David Letterman has declared CBS a network of "lying weasels" over the cancellation of Stephen Colbert's Late Show. The former CBS late-night host rejected the network's public explanation for ending Colbert's program, asserting instead that Paramount Global's sale to Skydance Media drove the decision to ax the show.
Letterman, who hosted his own Late Show on CBS for 33 years before retiring in 2015, views the cancellation as a cost-cutting measure tied to the merger rather than performance-based. Colbert's Late Show, which launched in 2015 following Letterman's departure, had consistently maintained strong ratings and cultural relevance. The program ranked among late-night television's top performers, yet CBS opted to end production in December 2024, with the final episode airing in May 2025.

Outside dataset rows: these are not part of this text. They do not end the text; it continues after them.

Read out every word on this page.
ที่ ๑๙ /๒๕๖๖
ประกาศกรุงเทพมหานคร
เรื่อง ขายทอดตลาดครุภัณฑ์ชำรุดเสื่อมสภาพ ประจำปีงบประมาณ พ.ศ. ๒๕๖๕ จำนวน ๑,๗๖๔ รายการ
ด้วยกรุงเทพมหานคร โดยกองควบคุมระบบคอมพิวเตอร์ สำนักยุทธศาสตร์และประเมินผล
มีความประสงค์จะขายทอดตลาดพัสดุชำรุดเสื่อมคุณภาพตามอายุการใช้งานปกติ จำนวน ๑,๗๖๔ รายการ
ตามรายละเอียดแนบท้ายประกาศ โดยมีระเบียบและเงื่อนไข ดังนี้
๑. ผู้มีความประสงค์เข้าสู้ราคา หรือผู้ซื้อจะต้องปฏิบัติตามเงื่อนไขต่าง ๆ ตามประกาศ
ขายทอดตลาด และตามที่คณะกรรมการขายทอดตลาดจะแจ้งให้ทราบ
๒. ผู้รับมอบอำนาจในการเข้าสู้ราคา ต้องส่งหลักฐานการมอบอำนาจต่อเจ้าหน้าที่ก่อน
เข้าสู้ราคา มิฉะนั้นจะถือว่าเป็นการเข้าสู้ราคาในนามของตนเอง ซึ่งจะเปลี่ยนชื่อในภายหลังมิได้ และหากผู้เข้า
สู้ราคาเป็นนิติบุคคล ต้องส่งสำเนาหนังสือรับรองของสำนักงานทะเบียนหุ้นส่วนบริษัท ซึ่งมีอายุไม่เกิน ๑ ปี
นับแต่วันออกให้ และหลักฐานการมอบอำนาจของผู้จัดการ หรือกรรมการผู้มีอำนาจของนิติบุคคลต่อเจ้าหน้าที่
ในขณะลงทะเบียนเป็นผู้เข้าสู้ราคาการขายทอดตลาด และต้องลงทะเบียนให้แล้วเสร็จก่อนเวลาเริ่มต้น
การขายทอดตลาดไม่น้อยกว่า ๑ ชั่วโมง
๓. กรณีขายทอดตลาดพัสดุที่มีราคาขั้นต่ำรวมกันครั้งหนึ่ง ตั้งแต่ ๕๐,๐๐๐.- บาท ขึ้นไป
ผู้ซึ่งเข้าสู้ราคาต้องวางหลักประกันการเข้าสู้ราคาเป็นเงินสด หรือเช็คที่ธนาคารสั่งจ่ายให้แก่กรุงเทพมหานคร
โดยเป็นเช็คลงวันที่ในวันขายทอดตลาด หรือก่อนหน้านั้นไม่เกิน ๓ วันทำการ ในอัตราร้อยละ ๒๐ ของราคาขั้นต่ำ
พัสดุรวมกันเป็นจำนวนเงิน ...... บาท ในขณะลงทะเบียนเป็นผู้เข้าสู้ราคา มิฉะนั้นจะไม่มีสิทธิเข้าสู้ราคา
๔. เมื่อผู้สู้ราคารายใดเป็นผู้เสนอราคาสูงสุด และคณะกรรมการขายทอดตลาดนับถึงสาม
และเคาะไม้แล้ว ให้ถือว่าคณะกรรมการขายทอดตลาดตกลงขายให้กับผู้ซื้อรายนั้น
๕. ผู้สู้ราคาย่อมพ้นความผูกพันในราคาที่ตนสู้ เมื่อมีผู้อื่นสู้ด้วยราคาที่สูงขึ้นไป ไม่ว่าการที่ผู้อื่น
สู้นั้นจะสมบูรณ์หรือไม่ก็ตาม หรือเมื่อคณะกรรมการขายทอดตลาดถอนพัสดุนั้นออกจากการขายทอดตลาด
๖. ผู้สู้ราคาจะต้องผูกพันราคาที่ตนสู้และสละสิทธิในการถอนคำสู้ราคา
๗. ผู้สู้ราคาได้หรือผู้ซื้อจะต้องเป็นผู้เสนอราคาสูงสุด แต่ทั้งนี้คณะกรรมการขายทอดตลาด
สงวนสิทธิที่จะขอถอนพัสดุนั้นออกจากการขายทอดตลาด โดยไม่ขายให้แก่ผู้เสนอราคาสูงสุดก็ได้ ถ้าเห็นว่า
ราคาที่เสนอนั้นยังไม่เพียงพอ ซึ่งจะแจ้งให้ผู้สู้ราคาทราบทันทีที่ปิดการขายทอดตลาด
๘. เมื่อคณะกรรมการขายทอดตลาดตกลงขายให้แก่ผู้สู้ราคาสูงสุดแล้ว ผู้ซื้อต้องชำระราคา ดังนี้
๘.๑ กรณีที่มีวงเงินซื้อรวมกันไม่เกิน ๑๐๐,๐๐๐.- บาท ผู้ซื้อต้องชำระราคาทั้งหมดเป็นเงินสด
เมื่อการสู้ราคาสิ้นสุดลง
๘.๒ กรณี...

The friction between Letterman and CBS reflects deeper industry tensions surrounding corporate consolidation and the future of traditional broadcast television. Late-night talk shows represent significant production costs and legacy commitments that acquiring companies often view as expendable during restructuring. Skydance's purchase of Paramount represents one of the largest media consolidations in recent years, and such deals typically involve aggressive belt-tightening.
Letterman's public criticism carries weight within the industry. His three decades at CBS established him as the network's institutional anchor for late-night programming. His credibility lends force to suggestions that CBS executives misrepresented their rationale for canceling Colbert's show. The decision to end a successful program during an ownership transition suggests strategic portfolio choices rather than audience abandonment.
This moment highlights the precarious position of traditional broadcast formats in the streaming era. Networks juggle shareholder demands, production budgets, and content libraries when pursuing acquisitions. Colbert's cancellation underscores how merger arithmetic can override ratings success and cultural footprint.
THE BOTTOM LINE: CBS weaponized a corporate sale to eliminate an expensive legacy show while claiming otherwise, eroding trust with talent and audiences alike.